I remember when I first fell in love – nothing else mattered but that it was true, and the fact that it was true meant that, for a little while at least, most everything was good. It’s certainly a strange period in a person’s life, and it doesn’t last long (I suppose because it is too physically and mentally
draining), but for a brief moment (days, weeks, maybe a month for a lucky couple?), when love is at its newest and most extraordinary, everything is wonderful. Everything.
Now, I don’t mean the general feeling of love that comes from companionship and time, and nor do I really mean sexual or physical love – or, not exactly that. No, instead, I mean that small period of time when you discover for the first time that you love her, and that she loves you. You know it. Later, the information, because it is known, becomes secondary to the fact of being
together and of merging your life with hers, but for a little while the discovery is everything, and the days are very heaven.

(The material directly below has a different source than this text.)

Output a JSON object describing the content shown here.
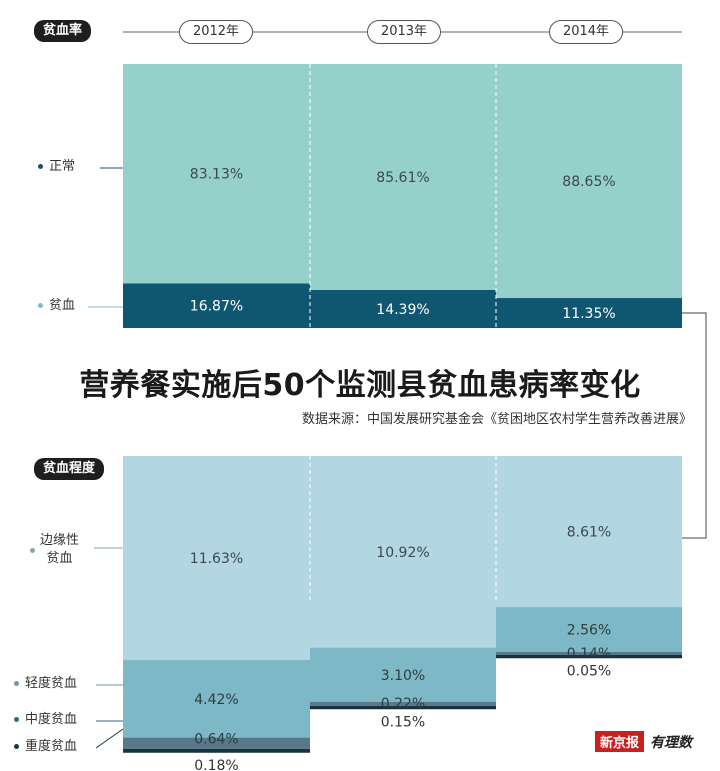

Romanian writer Călin Torsan’s short story, The Scent of Love never explicitly indicates that the young couple have only very recently discovered their love for one another, but it is exceedingly obvious to the reader that this is the case. How can we tell? Onions. And garlic.
More precisely, the story – three pages in total – has Izmail, on his way to see his sweetheart, Cezareea, order a drink with mint and garlic, to go with his bean dish. Garlic! Beans! Why would he do this to himself, or more importantly, why would he do this to Cezareea? The poor woman. Izmail recognises this, but he is hungry and, he can’t quite think properly. Cezareea on the other hand, orders a sandwich, telling the man that she wants it,
[…]”with everything”. With onion, with pickled cucumbers, with mayonnaise, with spicy ketchup, but put something sweet as well, with fried potatoes and, perhaps surprising in the light of her meeting in just a few minutes with the man [who] held her interest – with the onion and garlic dressing.

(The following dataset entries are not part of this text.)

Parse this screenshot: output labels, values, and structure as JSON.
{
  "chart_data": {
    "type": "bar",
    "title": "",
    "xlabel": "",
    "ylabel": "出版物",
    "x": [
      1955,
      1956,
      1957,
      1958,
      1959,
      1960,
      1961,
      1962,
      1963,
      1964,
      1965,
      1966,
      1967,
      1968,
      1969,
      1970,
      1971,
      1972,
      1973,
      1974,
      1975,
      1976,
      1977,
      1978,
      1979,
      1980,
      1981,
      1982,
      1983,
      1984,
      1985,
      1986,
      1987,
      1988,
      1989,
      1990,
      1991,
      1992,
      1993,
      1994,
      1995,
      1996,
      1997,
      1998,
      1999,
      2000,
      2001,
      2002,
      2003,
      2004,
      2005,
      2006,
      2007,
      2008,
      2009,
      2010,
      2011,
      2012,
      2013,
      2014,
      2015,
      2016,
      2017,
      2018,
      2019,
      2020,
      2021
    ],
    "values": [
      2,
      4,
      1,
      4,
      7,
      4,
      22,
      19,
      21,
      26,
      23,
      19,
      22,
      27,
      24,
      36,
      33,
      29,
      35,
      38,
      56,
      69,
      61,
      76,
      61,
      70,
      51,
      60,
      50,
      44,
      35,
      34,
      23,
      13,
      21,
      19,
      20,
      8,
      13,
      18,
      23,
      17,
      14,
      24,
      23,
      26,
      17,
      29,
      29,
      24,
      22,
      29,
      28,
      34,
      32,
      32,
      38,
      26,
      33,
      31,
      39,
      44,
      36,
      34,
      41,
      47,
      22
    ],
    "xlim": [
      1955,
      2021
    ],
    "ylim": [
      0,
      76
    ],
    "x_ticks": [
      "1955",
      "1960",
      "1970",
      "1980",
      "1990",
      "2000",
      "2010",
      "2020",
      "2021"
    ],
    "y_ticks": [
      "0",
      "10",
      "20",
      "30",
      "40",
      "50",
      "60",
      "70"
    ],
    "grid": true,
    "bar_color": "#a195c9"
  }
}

Onion! Garlic! Why would she do this to Izmail?
When they meet a little while later, Izmail is chewing min gum, and Cezareea makes the sign of the cross as they approach one another. Their mouths open in greeting and – garlic! Onions! Beans! – both of their mouths stink. Each can smell the food on the other, and each is momentarily taken aback. But –
But it’s okay. It’s okay. The rush to a restaurant and order dishes with the most garlic and onions possible, and after they’ve both eaten, well – it’s doubly worse, but it’s all okay. Why? Love.
It’s a sweet story, really. Torsan is able to show via a rather unorthodox method that these two are in love, and that when you have recently come to this discovery, everything is okay, even garlic and onion breath. Fast forward six months or a year in their relationship and one would curtly tell the
other that there wouldn’t be any kisses until teeth were cleaned, or some other comment would be made. But now? For those two? All they want to do is kiss, and touch, and be together, and smells be damned.
The Scent of Love takes a rather ordinary event – love – and shows a side of it that I haven’t seen in literature before. Love is obviously far more just emotions and just physical expression, but these other things are often difficult to portray in literature, and even harder in film or television.
Torsan’s method shows us the absurdity, the politeness, the eagerness, of love when it’s young, and – he’s right. We do stress about silly things like garlic or onion when things are new, and we do go out of our way to pretend like everything is wonderful, when what we’d really like to do is grab some gum or find a toothbrush. Garlic breath isn’t a dealbreaker of course, but it’s rather wonderful how Torsan is able to use it as a situation by which to examine the gentle pleasures and the endlessly ridiculous nature of love.